Deutscher Gewerkschaftsbund

PM 209 - 15.11.2010

Buntenbach: Sozialer Arbeitsmarkt besser als Ein-Euro-Jobs

Anlässlich des Berichts des Bundesrechnungshofs zu den ´1-Euro-Jobs´ forderte Annelie Buntenbach, DGB-Vorstandsmitglied, am Montag in Berlin die Eindämmung dieser Maßnahme sowie eine zielgenaue Förderung für Langzeitarbeitslose. Zudem müsse die Teilnahme für die Langzeitarbeitslosen freiwillig sein.

„Die Kritik des Bundesrechnungshofs an den so genannten ´1-Euro-Jobs´ ist berechtigt. Diese Kritik besteht, so lange es Hartz IV gibt und sie schließt nahtlos an die Studie des ZEW Mannheim an, wonach das Instrument weitgehend wirkungslos für die Teilnehmer ist.“ Die Bundesregierung habe seit 2005 den Missstand nicht abgestellt, dass ´1-Euro-Jobs´ mit der „Gießkanne“ eingesetzt werden, anstatt eine auf den Einzelfall zugeschnittene Integration zu betreiben, betonte Buntenbach. „Außer der Ankündigung von Verbesserungen ist wenig passiert.
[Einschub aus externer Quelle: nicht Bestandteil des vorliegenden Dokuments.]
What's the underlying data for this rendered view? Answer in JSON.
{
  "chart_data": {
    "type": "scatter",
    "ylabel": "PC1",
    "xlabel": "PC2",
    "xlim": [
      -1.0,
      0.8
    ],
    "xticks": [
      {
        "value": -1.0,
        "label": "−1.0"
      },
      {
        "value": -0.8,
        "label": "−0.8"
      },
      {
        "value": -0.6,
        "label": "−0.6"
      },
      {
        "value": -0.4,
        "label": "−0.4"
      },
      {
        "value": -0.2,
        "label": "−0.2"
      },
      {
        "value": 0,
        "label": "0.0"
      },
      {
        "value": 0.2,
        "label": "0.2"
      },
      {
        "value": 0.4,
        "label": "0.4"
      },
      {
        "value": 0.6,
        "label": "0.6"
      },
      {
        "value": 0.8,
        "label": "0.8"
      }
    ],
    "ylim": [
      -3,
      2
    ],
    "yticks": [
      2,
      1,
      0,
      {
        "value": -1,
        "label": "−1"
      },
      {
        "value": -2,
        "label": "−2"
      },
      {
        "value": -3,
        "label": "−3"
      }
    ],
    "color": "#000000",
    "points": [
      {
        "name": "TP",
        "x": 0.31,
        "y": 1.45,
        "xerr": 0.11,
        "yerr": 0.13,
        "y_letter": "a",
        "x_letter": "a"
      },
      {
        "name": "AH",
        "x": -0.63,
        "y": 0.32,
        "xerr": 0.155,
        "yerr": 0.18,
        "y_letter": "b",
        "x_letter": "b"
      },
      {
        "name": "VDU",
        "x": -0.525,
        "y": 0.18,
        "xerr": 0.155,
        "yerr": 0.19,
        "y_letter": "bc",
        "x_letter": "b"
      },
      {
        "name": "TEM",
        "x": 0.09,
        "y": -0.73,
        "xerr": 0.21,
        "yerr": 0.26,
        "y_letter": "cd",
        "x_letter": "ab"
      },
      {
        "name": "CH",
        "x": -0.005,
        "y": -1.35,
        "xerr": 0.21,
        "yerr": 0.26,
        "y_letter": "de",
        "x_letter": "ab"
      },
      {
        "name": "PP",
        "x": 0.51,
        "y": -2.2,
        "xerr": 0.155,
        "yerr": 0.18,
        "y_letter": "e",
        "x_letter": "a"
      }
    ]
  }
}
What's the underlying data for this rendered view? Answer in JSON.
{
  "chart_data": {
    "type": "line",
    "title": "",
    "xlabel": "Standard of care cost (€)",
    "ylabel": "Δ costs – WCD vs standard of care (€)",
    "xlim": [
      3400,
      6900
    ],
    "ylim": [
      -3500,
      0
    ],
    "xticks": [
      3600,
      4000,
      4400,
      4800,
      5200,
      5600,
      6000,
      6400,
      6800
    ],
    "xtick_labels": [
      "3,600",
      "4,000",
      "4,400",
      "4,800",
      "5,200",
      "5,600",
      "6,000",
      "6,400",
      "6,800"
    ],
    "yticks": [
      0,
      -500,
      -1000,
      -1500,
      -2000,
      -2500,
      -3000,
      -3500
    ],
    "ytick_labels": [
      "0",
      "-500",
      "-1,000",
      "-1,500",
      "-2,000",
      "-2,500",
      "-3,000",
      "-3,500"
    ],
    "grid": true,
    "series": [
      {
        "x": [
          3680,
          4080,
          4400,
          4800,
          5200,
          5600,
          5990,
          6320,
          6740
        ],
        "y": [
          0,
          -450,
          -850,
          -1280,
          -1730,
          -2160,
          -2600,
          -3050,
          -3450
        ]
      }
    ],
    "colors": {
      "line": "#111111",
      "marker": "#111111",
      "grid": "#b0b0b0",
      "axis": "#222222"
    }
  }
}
Der DGB begrüßt deshalb die jüngst erhobene Forderung des BA-Vorstands nach einer Reduzierung der ´1-Euro-Jobs´ und der Freiwilligkeit dieser Maßnahmen.“

Der DGB fordere, ´1-Euro-Jobs´ massiv zurück zu fahren und nur noch - auf freiwilliger Basis - anzubieten, wenn Langzeitarbeitslose im Einzelfall erst an Arbeit herangeführt werden müssen. „Im öffentlichen Dienst müssen grundsätzlich reguläre Arbeitsplätze eingerichtet werden“, sagte Buntenbach. „Ergänzend sollte für schwierig zu vermittelnde Personen öffentlich geförderte Beschäftigung angeboten werden, auch in der Privatwirtschaft im so genannten Sozialen Arbeitsmarkt.“ Diese müsse aber sozialversicherungspflichtig und mit einem Mindestlohn ausgestaltet sein. Damit ungeförderte Beschäftigung nicht verdrängt werde, sollte auf örtlicher Ebene ein Gremium von Gewerkschaften und Arbeitgeberverbänden Größenordnung und Einsatzfelder öffentlich geförderter Beschäftigung abstimmen.